The heterogenous effects of environmental taxation on green investment

IND+I Science award for research by Kinga Tchorzewska ’15 (Economics)

award

I am honoured and overjoyed to have received the IND+I Science award in the category of “Green Industry for Sustainable Growth.” Big thank you to Magdalena Dominguez ’17 and Rodrigo Martinez ’17 for representing me at the award ceremony! So delighted and motivated even more to work hard towards research on public policies and green innovation!

Fellow BGSE alum Magdalena Domínguez ’15 collects the prize on Kinga’s behalf

About the paper

This paper investigates the effectiveness of environmental taxation at stimulating adoption of energy efficient and pollution abating technologies across manufacturing firms.

To that aim, we use the fact that Spain does not have a consolidated environmental taxation policy at the national level, instead there exist significant differences between regions in implementation of the environmental taxes e.g.  air pollution taxes, waste taxes and others. We use categorical treatment matching to study the heterogenous effects of different levels of taxation on adoption of green technologies. We assess the effects between firms forced to pay environmental taxation (treated) and those that did not have to pay such taxes (controls) as well as between different levels of environmental taxation (small, medium, large). We control for time and firm fixed effects thanks to the use of a panel data set of 2,562 Spanish firms between 2008 and 2014.
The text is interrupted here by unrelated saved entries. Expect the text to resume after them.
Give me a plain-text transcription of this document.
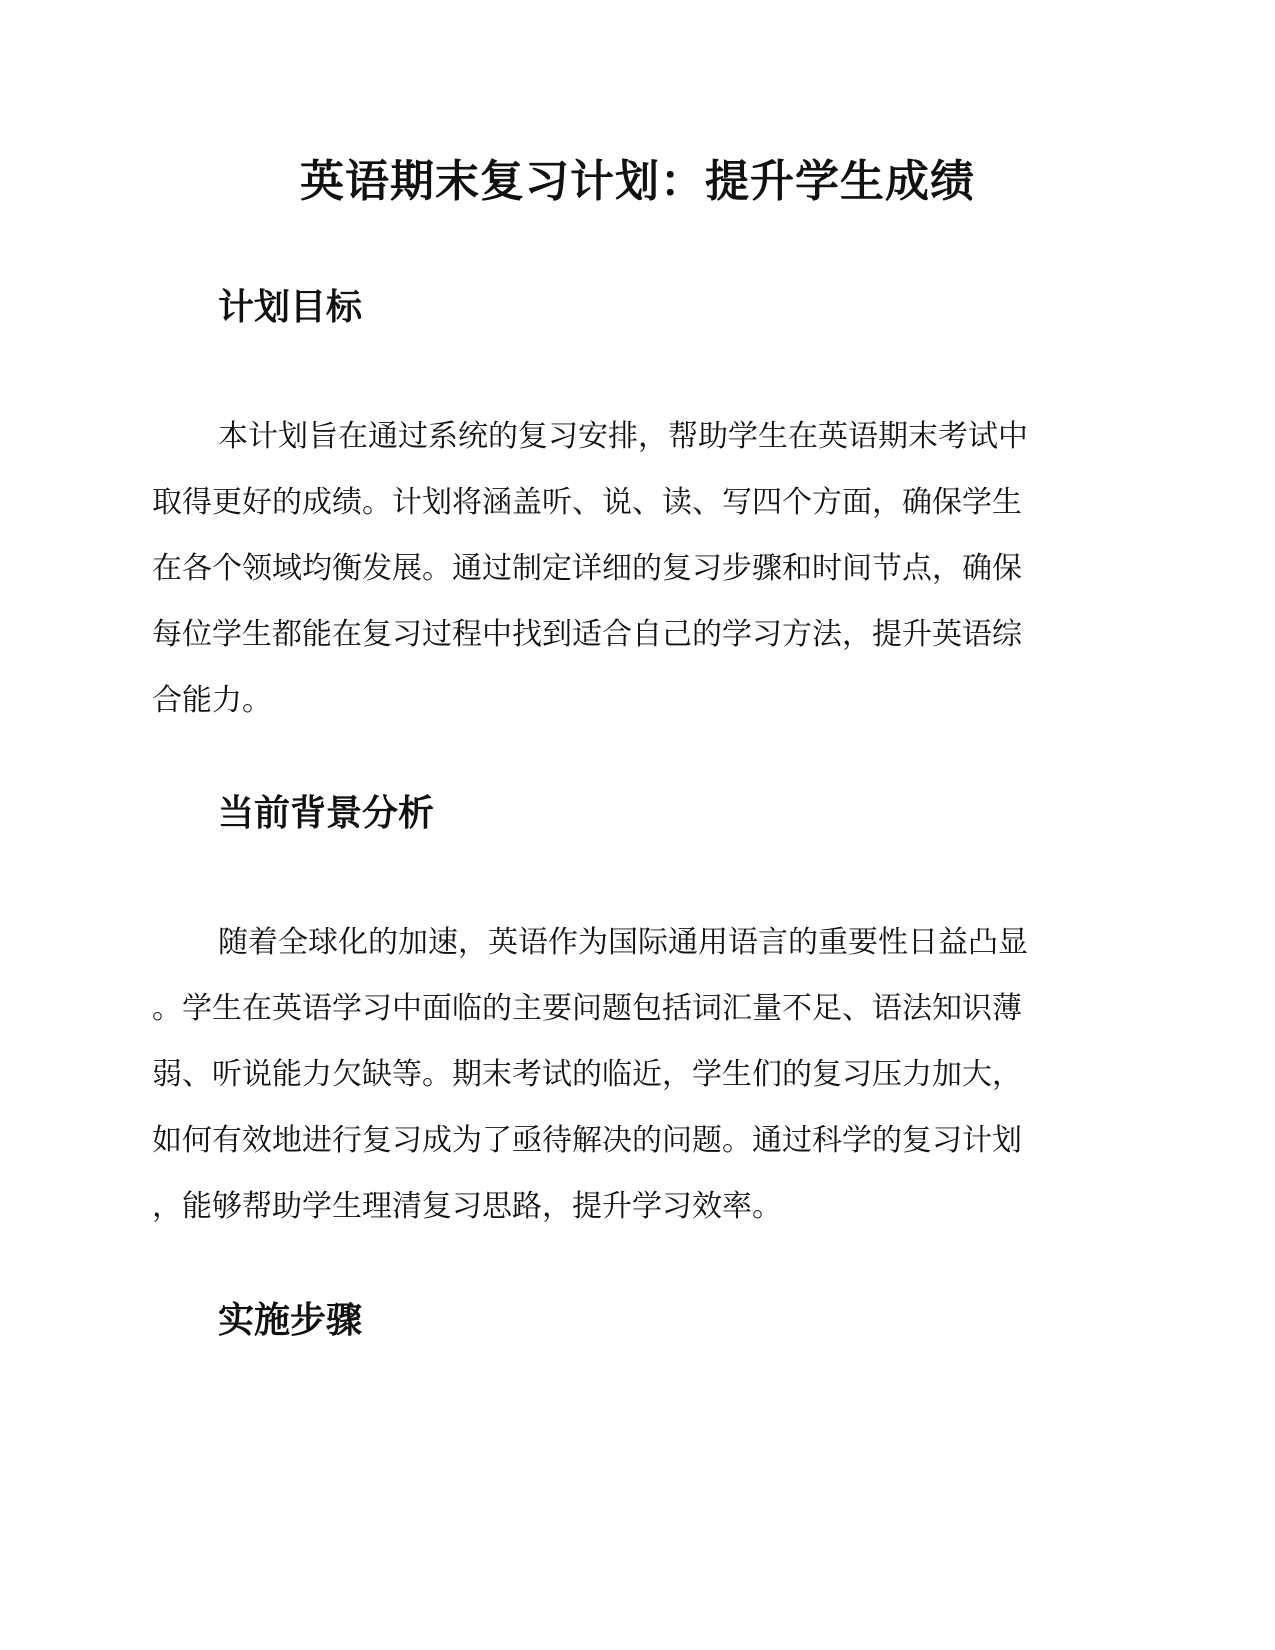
英语期末复习计划：提升学生成绩
计划目标

本计划旨在通过系统的复习安排，帮助学生在英语期末考试中
取得更好的成绩。计划将涵盖听、说、读、写四个方面，确保学生
在各个领域均衡发展。通过制定详细的复习步骤和时间节点，确保
每位学生都能在复习过程中找到适合自己的学习方法，提升英语综
合能力。

当前背景分析

随着全球化的加速，英语作为国际通用语言的重要性日益凸显
。学生在英语学习中面临的主要问题包括词汇量不足、语法知识薄
弱、听说能力欠缺等。期末考试的临近，学生们的复习压力加大，
如何有效地进行复习成为了亟待解决的问题。通过科学的复习计划
，能够帮助学生理清复习思路，提升学习效率。

实施步骤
We find that environmental taxation is ineffective at stimulating green technologies adoption at low levels of environmental taxation. As we increase the level of taxation the effect increases. Additionally, we find that even low levels of environmental taxation can be effective if combined with public financing. In that case the effect is stronger than from providing public financing alone.

The research leading to these results has received funding from RecerCaixa (RecerCaixa project 2016: The climate change challenge: policies for energy transition) and it is supervised by my advisor Prof. José Garcia-Quevedo.

I would also like to add that I will be awarded a SEBAP Research Mobility Grant this month, which is financing my current stay at University of Illinois at Urbana-Champaign, working with Prof. Tatyana Deryugina.

Kinga

Kinga Tchorzewska ’15 is a visiting scholar at University of Illinois at Urbana-Champaign. She is an alum of the Barcelona GSE Master’s in Economics.